She reads and dreams. Night is coming to a close. Already a pallid light pierces the curtains: it is morning. The servants have begun their work. She must finish her own. Has she caught the sound of voices? No; all around her is silence, still....
Yes, all around is silence, for the snow deadens the tramp of feet. They are coming; they halt outside. Blows fall heavily on the door.
She has not time to hide the letters, to close the escritoire. All she can do she does; she takes the papers in armfuls and throws them underneath the sofa, the valance of which touches the floor; a few letters are scattered on the carpet; she pushes them under with her foot, seizes a book, and flings herself into a chair.
The president of the district enters, followed by a dozen of his pikemen. He is an elderly chair-caner named Brochet, who shivers with ague, and whose bloodshot eyes roam in an unspeakably loathsome fashion.
He makes a sign to his men to keep guard over the approaches, and then turning to Julie, announces—
“We have just received information, citizeness, that you are in correspondence with the agents of Pitt, and with émigrés and conspirators in the prisons. In the name of the law, I am here to take possession of your papers. It is now some time since you were pointed out to me as an aristocrat of the most dangerous type. Citizen Rapoix, whom you see before you” (here he indicated one of his followers), “has confessed that in the severe winter of 1789, you gave him both money and clothes with a view to corrupting him. Magistrates of a timid tendency and wanting in patriotism have shown you leniency over long. But I am master now, in my turn, and you shall not escape the guillotine. Deliver up your papers, citizeness!”
“Take them yourself,” said Julie; “my escritoire is unlocked.”

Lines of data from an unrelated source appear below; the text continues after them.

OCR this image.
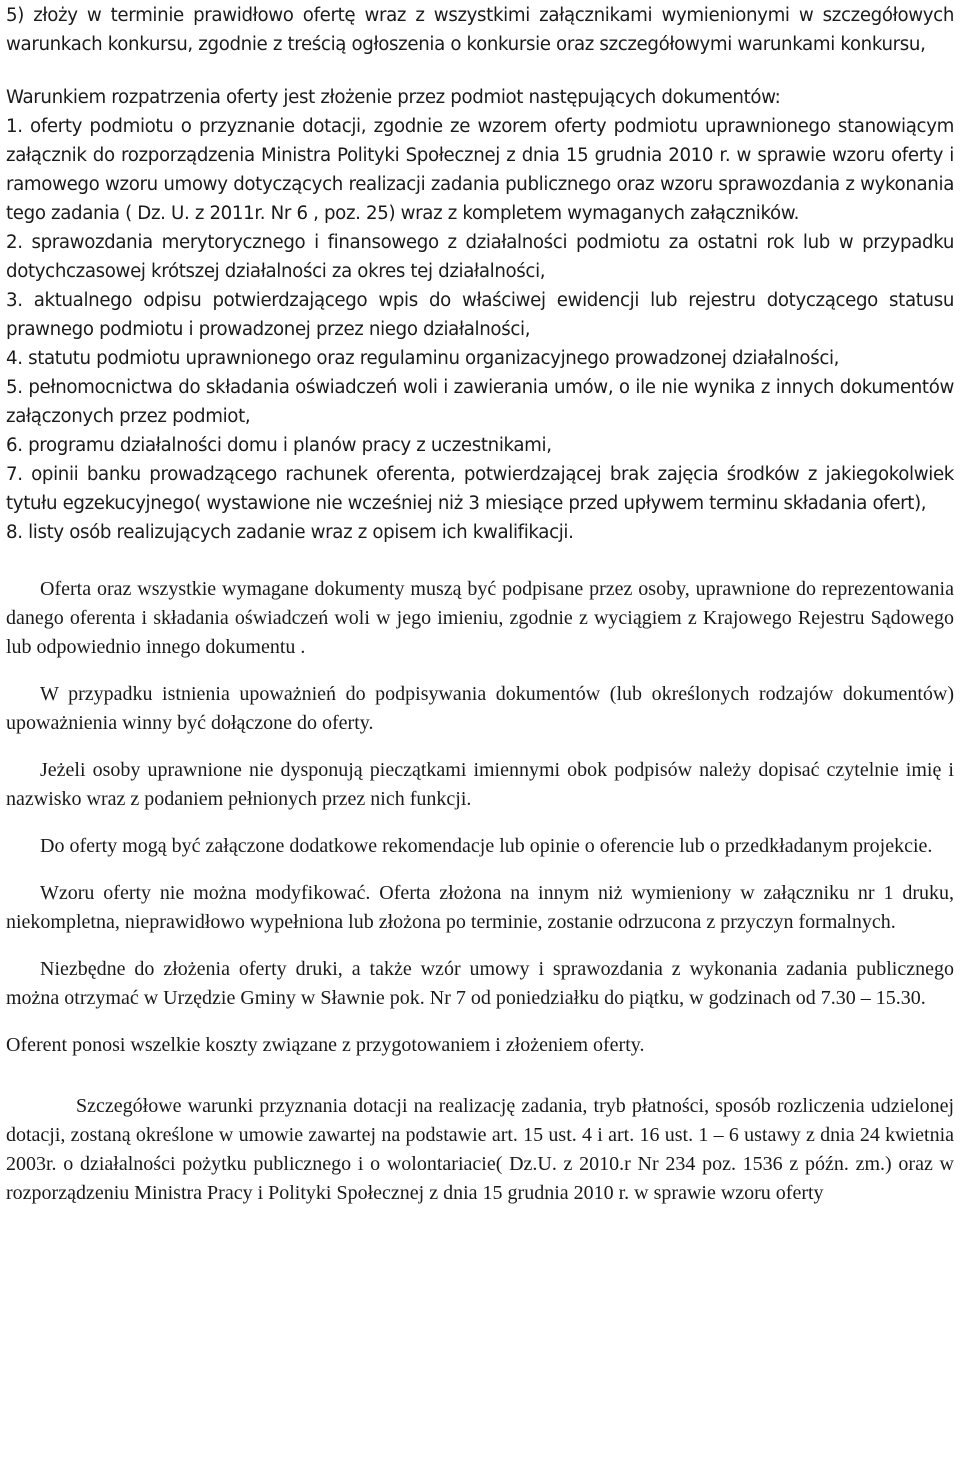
5) złoży w terminie prawidłowo ofertę wraz z wszystkimi załącznikami wymienionymi w szczegółowych warunkach konkursu, zgodnie z treścią ogłoszenia o konkursie oraz szczegółowymi warunkami konkursu,

Warunkiem rozpatrzenia oferty jest złożenie przez podmiot następujących dokumentów:

1. oferty podmiotu o przyznanie dotacji, zgodnie ze wzorem oferty podmiotu uprawnionego stanowiącym załącznik do rozporządzenia Ministra Polityki Społecznej z dnia 15 grudnia 2010 r. w sprawie wzoru oferty i ramowego wzoru umowy dotyczących realizacji zadania publicznego oraz wzoru sprawozdania z wykonania tego zadania ( Dz. U. z 2011r. Nr 6 , poz. 25) wraz z kompletem wymaganych załączników.

2. sprawozdania merytorycznego i finansowego z działalności podmiotu za ostatni rok lub w przypadku dotychczasowej krótszej działalności za okres tej działalności,

3. aktualnego odpisu potwierdzającego wpis do właściwej ewidencji lub rejestru dotyczącego statusu prawnego podmiotu i prowadzonej przez niego działalności,

4. statutu podmiotu uprawnionego oraz regulaminu organizacyjnego prowadzonej działalności,

5. pełnomocnictwa do składania oświadczeń woli i zawierania umów, o ile nie wynika z innych dokumentów załączonych przez podmiot,

6. programu działalności domu i planów pracy z uczestnikami,

7. opinii banku prowadzącego rachunek oferenta, potwierdzającej brak zajęcia środków z jakiegokolwiek tytułu egzekucyjnego( wystawione nie wcześniej niż 3 miesiące przed upływem terminu składania ofert),

8. listy osób realizujących zadanie wraz z opisem ich kwalifikacji.

Oferta oraz wszystkie wymagane dokumenty muszą być podpisane przez osoby, uprawnione do reprezentowania danego oferenta i składania oświadczeń woli w jego imieniu, zgodnie z wyciągiem z Krajowego Rejestru Sądowego lub odpowiednio innego dokumentu .

W przypadku istnienia upoważnień do podpisywania dokumentów (lub określonych rodzajów dokumentów) upoważnienia winny być dołączone do oferty.

Jeżeli osoby uprawnione nie dysponują pieczątkami imiennymi obok podpisów należy dopisać czytelnie imię i nazwisko wraz z podaniem pełnionych przez nich funkcji.

Do oferty mogą być załączone dodatkowe rekomendacje lub opinie o oferencie lub o przedkładanym projekcie.

Wzoru oferty nie można modyfikować. Oferta złożona na innym niż wymieniony w załączniku nr 1 druku, niekompletna, nieprawidłowo wypełniona lub złożona po terminie, zostanie odrzucona z przyczyn formalnych.

Niezbędne do złożenia oferty druki, a także wzór umowy i sprawozdania z wykonania zadania publicznego można otrzymać w Urzędzie Gminy w Sławnie pok. Nr 7 od poniedziałku do piątku, w godzinach od 7.30 – 15.30.

Oferent ponosi wszelkie koszty związane z przygotowaniem i złożeniem oferty.

Szczegółowe warunki przyznania dotacji na realizację zadania, tryb płatności, sposób rozliczenia udzielonej dotacji, zostaną określone w umowie zawartej na podstawie art. 15 ust. 4 i art. 16 ust. 1 – 6 ustawy z dnia 24 kwietnia 2003r. o działalności pożytku publicznego i o wolontariacie( Dz.U. z 2010.r Nr 234 poz. 1536 z późn. zm.) oraz w rozporządzeniu Ministra Pracy i Polityki Społecznej z dnia 15 grudnia 2010 r. w sprawie wzoru oferty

There still remained in the drawers certain certificates of births, marriages, and deaths, tradesmen’s bills, and title-deeds, which one by one Brochet examined. He fumbled with them, and laid them aside with the suspicious air of a man who reads but poorly, and from time to time exclaimed: “Scandalous! The name of the so-called king is not effaced. Scandalous, scandalous, I call it!”
From his manner Julie concludes that his visit will be lengthy and scrupulous. She cannot resist taking a furtive glance at the side of the sofa, and she sees at once the corner of a letter peeping out from under the valance like the white ear of a cat. At this sight her agony vanishes suddenly. The certainty that she is lost brings back to her a quiet assurance, and her face takes on a calm indistinguishable from an expression of complete security. She has no doubt that the men will observe this scrap of paper so patent to her own eyes. Its whiteness on the red carpet positively screams at her. But she cannot guess whether they will discover it at once or whether some time must first elapse. This doubt occupies and distracts her mind. At this tragic moment she indulges in a sort of joke with herself as she watches the patriots moving further away from or nearer to the sofa.
Brochet, who has finished with the papers in the escritoire, becomes impatient, and declares that he will certainly find what he has come in search of.